START: Waterton lake – US/Canada border
FINISH: Red Eagle Lake
DISTANCE: 64 miles
DAILY AVERAGE: 32 miles
Three Bears: Whilst taking in some magnificent afternoon vistas along the Highline Trail, a mama bear followed by pair of two year old cubs came walking as casual as you like in my direction. After snapping a quick photo (taken with my camera, not my phone) I thought It was time to make my presence known, so I started talking in the calmest tones I could muster to the oncoming bruins. As soon as the mother heard my voice, she raised herself up on her hind legs as if to both survey the situation, whilst simultaneously letting the wiry, weather-beaten wayfarer standing before her know exactly who was boss. Mission well and truly accomplished, the bears thankfully exited stage left. I gazed in wonder as they raced effortlessly down the scree slope and couldn’t help but think about the futility of trying to extricate oneself from a bear encounter by means of running. What an incredible sight to behold on the very first day of the CDT!
An Unexpected Feast: When it comes to locating AYCE buffets I’m like Sherlock Holmes to a criminal, an Irishman to a pub or a politician to a baby kissing opportunity. Magnet-like. Therefore it was no surprise that on the second morning of my hike I found myself chowing down sumo-like at the Many Glacier Lodge breakfast buffet. Highly recommended. A must for any self-respecting thru hiker.
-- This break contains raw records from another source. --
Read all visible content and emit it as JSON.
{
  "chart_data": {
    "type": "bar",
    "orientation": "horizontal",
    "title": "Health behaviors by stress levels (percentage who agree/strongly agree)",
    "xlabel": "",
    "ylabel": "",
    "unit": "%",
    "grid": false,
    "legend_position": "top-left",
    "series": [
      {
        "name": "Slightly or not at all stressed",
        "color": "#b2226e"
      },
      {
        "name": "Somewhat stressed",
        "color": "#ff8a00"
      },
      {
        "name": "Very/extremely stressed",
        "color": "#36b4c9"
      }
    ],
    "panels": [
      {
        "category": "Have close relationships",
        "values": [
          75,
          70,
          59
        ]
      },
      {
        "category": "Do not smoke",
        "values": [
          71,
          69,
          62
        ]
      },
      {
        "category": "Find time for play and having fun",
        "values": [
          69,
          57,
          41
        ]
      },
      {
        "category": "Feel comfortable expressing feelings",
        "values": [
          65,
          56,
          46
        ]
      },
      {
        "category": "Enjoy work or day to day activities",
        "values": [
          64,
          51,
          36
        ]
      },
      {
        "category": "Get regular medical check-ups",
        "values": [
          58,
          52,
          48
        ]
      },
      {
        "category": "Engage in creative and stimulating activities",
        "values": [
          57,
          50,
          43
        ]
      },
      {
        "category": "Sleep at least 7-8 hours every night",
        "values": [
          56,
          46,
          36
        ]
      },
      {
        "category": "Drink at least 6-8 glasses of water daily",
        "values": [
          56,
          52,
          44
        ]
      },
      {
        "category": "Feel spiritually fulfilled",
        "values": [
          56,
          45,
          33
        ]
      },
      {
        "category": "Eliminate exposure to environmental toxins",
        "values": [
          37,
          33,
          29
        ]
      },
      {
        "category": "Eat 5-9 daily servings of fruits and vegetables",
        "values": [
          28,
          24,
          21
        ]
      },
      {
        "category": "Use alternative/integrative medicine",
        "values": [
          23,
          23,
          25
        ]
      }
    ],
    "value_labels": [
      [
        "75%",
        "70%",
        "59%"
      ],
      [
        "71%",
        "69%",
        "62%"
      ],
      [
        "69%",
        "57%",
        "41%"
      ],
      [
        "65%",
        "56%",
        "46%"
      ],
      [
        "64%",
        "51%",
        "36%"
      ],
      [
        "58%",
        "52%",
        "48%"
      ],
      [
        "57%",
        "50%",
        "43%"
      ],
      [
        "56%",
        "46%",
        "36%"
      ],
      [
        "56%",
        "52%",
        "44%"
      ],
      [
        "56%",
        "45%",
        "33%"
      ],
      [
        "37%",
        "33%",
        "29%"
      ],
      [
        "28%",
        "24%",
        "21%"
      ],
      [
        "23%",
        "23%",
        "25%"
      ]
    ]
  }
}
Major Route Choice # 1: I chose to begin my southbound CDT hike at Waterton Lake rather than Chief Mountain. Ten or twenty miles longer (depending on which combination of trails you take to Many Glacier) and a little harder to get to, nonetheless the decision was a no-brainer. By all accounts the Waterton route, which includes the famous Highline Trail, is the more scenic option of the two and the way I figure it if you are going to begin a 2700 mile hike, you may as well do so with the most spectacular option available. That being said the Chief Mountain route is not exactly a shabby alternative. CDT Hikers will often take this option due to the fact that the Highline Trail can be closed until late in the season due to heavy snowpack. My friend Speed Stick said that the highlight of this Chief Mountain route was the out-and-back side trip to the spectacular Iceberg Lake.